Overall, rural-dwelling pediatric patients with TBI have worsened injury severity, mortality, and in-hospital complications, but these disparities disappear after adjusting for injury severity and mechanism. Institutional TBI volume does not impact clinical outcomes for rural- or urban-dwelling children after adjusting for these covariates. Addressing the root causes of the increased injury severity at hospital arrival may be a useful path to improve TBI outcomes for rural-dwelling children.
由于距离大容量创伤中心较远且难以到达,农村儿童可能在小儿创伤性脑损伤(TBI)方面有更差的预后。本研究旨在比较机构TBI治疗量和社会人口统计学因素对农村和城市儿童预后的影响。
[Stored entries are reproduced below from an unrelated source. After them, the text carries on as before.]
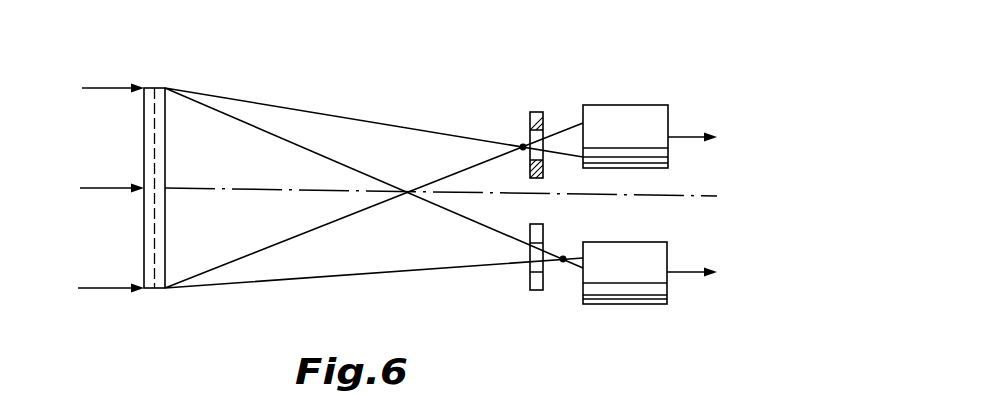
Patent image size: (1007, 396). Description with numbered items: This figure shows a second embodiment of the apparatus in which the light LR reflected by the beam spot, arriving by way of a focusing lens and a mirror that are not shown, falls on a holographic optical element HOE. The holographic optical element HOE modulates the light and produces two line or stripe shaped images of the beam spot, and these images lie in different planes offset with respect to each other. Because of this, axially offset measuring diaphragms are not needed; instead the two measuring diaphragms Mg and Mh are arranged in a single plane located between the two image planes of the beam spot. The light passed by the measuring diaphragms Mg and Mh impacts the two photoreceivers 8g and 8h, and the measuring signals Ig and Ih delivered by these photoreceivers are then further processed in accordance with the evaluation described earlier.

The holographic optical element HOE is at (158, 111).
The light reflected by the beam spot LR is at (91, 88).
The measuring diaphragm Mg is at (536, 112).
The measuring diaphragm Mh is at (534, 290).
The photoreceiver 8g is at (618, 112).
The photoreceiver 8h is at (620, 288).
The measuring signal Ig is at (680, 137).
The measuring signal Ih is at (683, 275).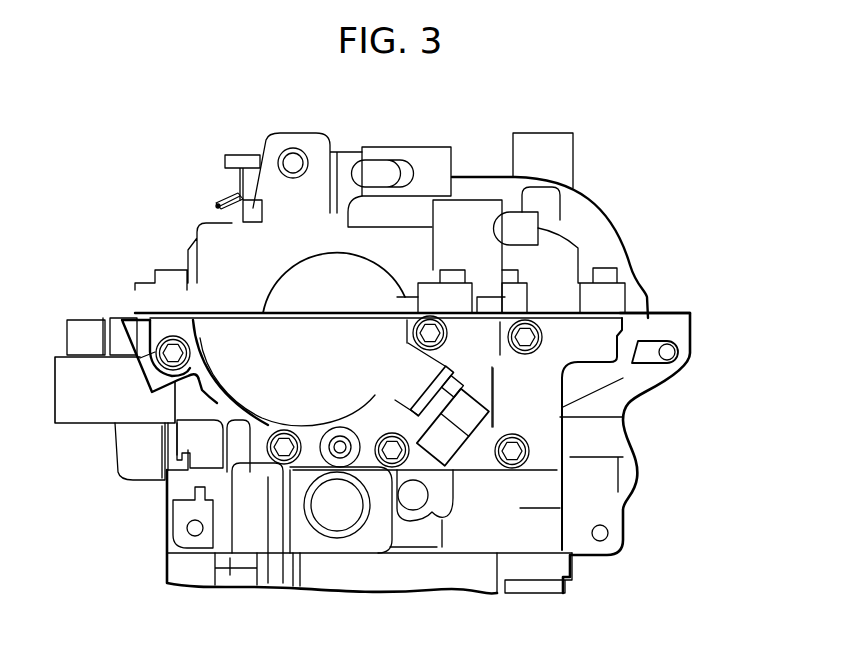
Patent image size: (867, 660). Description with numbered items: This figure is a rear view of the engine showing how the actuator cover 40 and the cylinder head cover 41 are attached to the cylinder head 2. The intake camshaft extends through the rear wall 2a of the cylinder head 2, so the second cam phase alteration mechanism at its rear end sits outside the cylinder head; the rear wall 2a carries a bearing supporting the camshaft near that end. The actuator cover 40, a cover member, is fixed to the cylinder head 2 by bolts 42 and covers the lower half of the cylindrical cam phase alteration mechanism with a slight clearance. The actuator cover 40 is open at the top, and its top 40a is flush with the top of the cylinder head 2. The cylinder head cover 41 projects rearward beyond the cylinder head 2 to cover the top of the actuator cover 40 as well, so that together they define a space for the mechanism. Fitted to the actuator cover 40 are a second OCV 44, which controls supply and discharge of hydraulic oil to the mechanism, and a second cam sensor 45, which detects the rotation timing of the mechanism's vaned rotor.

The cylinder head 2 is at (662, 384).
The rear wall of the cylinder head 2a is at (668, 317).
The actuator cover 40 is at (215, 403).
The top of the actuator cover 40a is at (262, 313).
The cylinder head cover 41 is at (613, 220).
The bolts 42 is at (172, 352).
The second OCV 44 is at (475, 200).
The second cam sensor 45 is at (468, 442).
这项回顾性研究在2012 - 2015年国家住院患者样本数据库中识别出年龄在0 - 19岁、具有TBI的ICD - 9编码的患者。使用美国人口普查分类将患者分为农村或城市居民。进行逻辑回归和线性(对数尺度)回归,以测量机构特征、患者社会人口统计学因素以及损伤机制/严重程度对医疗并发症发生、死亡率、住院时间(LOS)和费用的影响。为农村和城市居民患者分别建立模型。
共识别出19736例患者(中位年龄11岁,四分位间距[IQR]为2 - 16岁,66%为男性,55%为白种人)。总体而言,农村居民患者的所有患者精细诊断相关组损伤严重程度更高(中位数2[IQR 1 - 3] vs 1[IQR 1 - 2],p < 0.001),且接受颅内监测的比例更高(6% vs 4%,p < 0.001)。单因素分析表明,总体上农村居民患者出现更多医疗并发症(6% vs 4%,p < 0.001)、死亡率更高(6% vs 4%,p < 0.001)以及住院时间更长(中位数2天[IQR 1 - 4天] vs 2天[IQR 1 - 3天],p < 0.001),但多因素分析显示,在调整损伤严重程度、机制和医院特征后,农村居住状态与这些预后并无关联。机构TBI治疗量与这两类人群的医疗并发症、出院情况或死亡率均无关联,但与城市居民患者的住院时间相关(非线性β,p = 0.008),与农村居民(非线性β,p < 0.001)和城市居民(非线性β,p < 0.001)患者的费用均相关。
总体而言,农村TBI小儿患者的损伤严重程度、死亡率和院内并发症更差,但在调整损伤严重程度和机制后,这些差异消失。在调整这些协变量后,机构TBI治疗量对农村或城市儿童的临床预后并无影响。解决入院时损伤严重程度增加的根本原因可能是改善农村儿童TBI预后的有效途径。